Treating acne scars is a marathon, not a sprint. But with patience, we’ll achieve the best results.
How many laser treatments do I need?
The number of treatments is up to you. I can only guide you. Some patients are satisfied after just 1-2 treatments, while others want to go all the way and achieve the best results which implies more treatments.
As long as your acne scars improve after each treatment, you can continue the course of treatments. Remember that the scars keep on improving in up to a year after treatment.
When will I see results after my CO2 laser treatment?
The complete result after a single fractional CO2 laser treatment is seen after 6-8 months, though the scars continue to remodel in up to a year after the treatment.
What are the results?
I use different techniques that focus on treating the deepest, most obvious and most severe acne scars first. Rebuilding the skin from the ground and up, gives me the best results and highest cure rate. That’s why patients come from all over the world to get treatment and permanent results.
Is the result permanent?
I always recommend treatment that gives you a permanent result. The treatment depends on your acne scar types. I use a variety of methods including TCA cross, subcision, dermal filler, minor surgery, chemical peels, and fractional CO2 laser skin resurfacing.
All these treatments give permanent improvement.
What is the downtime after fractional CO2 laser?
The skin heals within only 3-5 days all depending on the chosen energy settings.
In patients who have very severe acne scars and are willing to accept longer downtime, I might choose laser settings with higher energy which will prolong the healing time but achieve the results I want.

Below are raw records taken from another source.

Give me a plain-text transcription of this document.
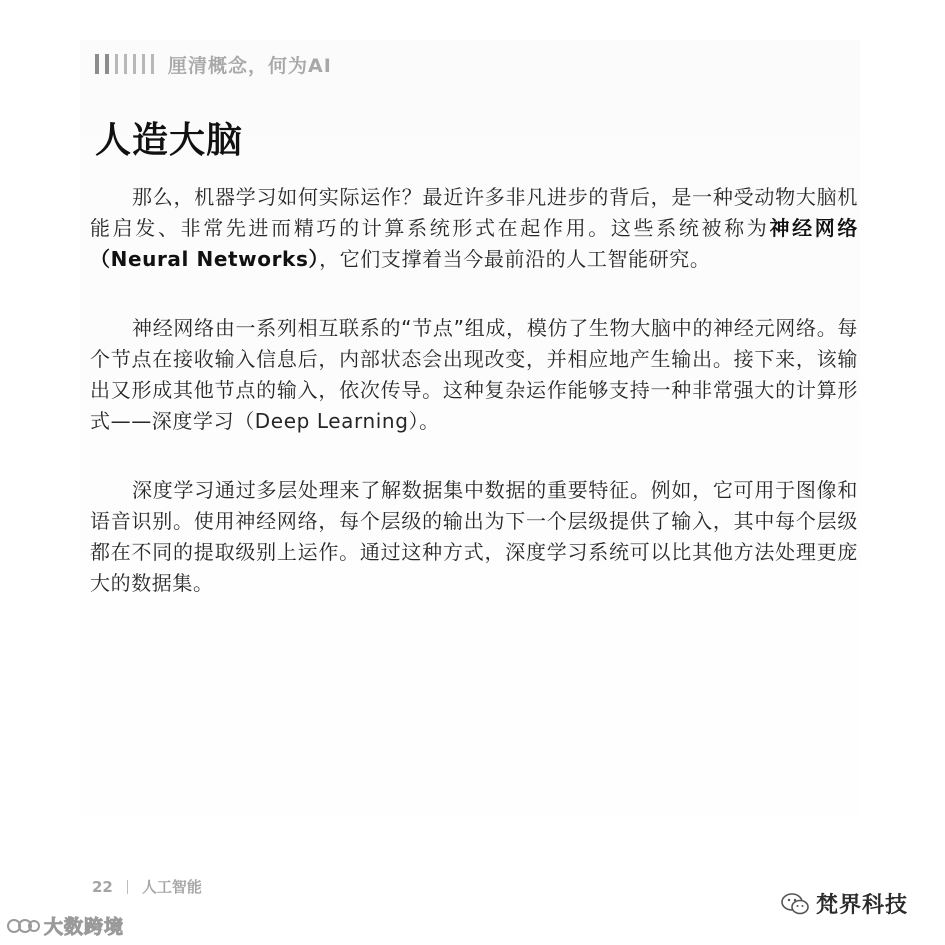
厘清概念，何为AI
人造大脑

那么，机器学习如何实际运作？最近许多非凡进步的背后，是一种受动物大脑机能启发、非常先进而精巧的计算系统形式在起作用。这些系统被称为神经网络（Neural Networks），它们支撑着当今最前沿的人工智能研究。

神经网络由一系列相互联系的“节点”组成，模仿了生物大脑中的神经元网络。每个节点在接收输入信息后，内部状态会出现改变，并相应地产生输出。接下来，该输出又形成其他节点的输入，依次传导。这种复杂运作能够支持一种非常强大的计算形式——深度学习（Deep Learning）。

深度学习通过多层处理来了解数据集中数据的重要特征。例如，它可用于图像和语音识别。使用神经网络，每个层级的输出为下一个层级提供了输入，其中每个层级都在不同的提取级别上运作。通过这种方式，深度学习系统可以比其他方法处理更庞大的数据集。

22 人工智能
大数跨境
梵界科技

How does the skin look like after a fractional CO2 laser treatment?
Immediately after the treatment with a fractional CO2 laser (or any other energy-based device), there will be some degree of superficial wounding.
The skin will be red and there might be some degree of swelling. The skin heals within only 3-5 days all depending on the chosen laser settings and the energy.
Dr. Ulrik Knap about treating acne scars with fractional CO2 laser
A fractional CO2 laser is one of my favorite methods for acne scarring, but seldom my only choice when treating acne scars. Usually, I’d have to combine different techniques to achieve optimal results and the highest cure rate. Just as some of my good colleagues from around the world such as Dr. Davin Lim from Australia, I always start by improving the deepest scars and tethered scars. And when those deep scars have been raised to a certain depth, I can continue working on the more superficial scars and the skin texture with my fractional CO2 laser.
Planning of the treatment is important since several parameters have to be considered, including skin type and downtime. The CO2 laser is a very powerful tool when treating acne scars.
It makes the necessary stimulation of fibroblast in the dermis, which allows for new collagen production and remodeling of the scar tissue.
However, treating with a fractional CO2 laser is not necessarily the best option in all patients. In some patients, I might only use techniques such as TCA cross, punch excision or subcision. This all depends on the type of acne scars. Hence, the fractional CO2 laser is just one of the techniques I use to correct acne scars in my clinic.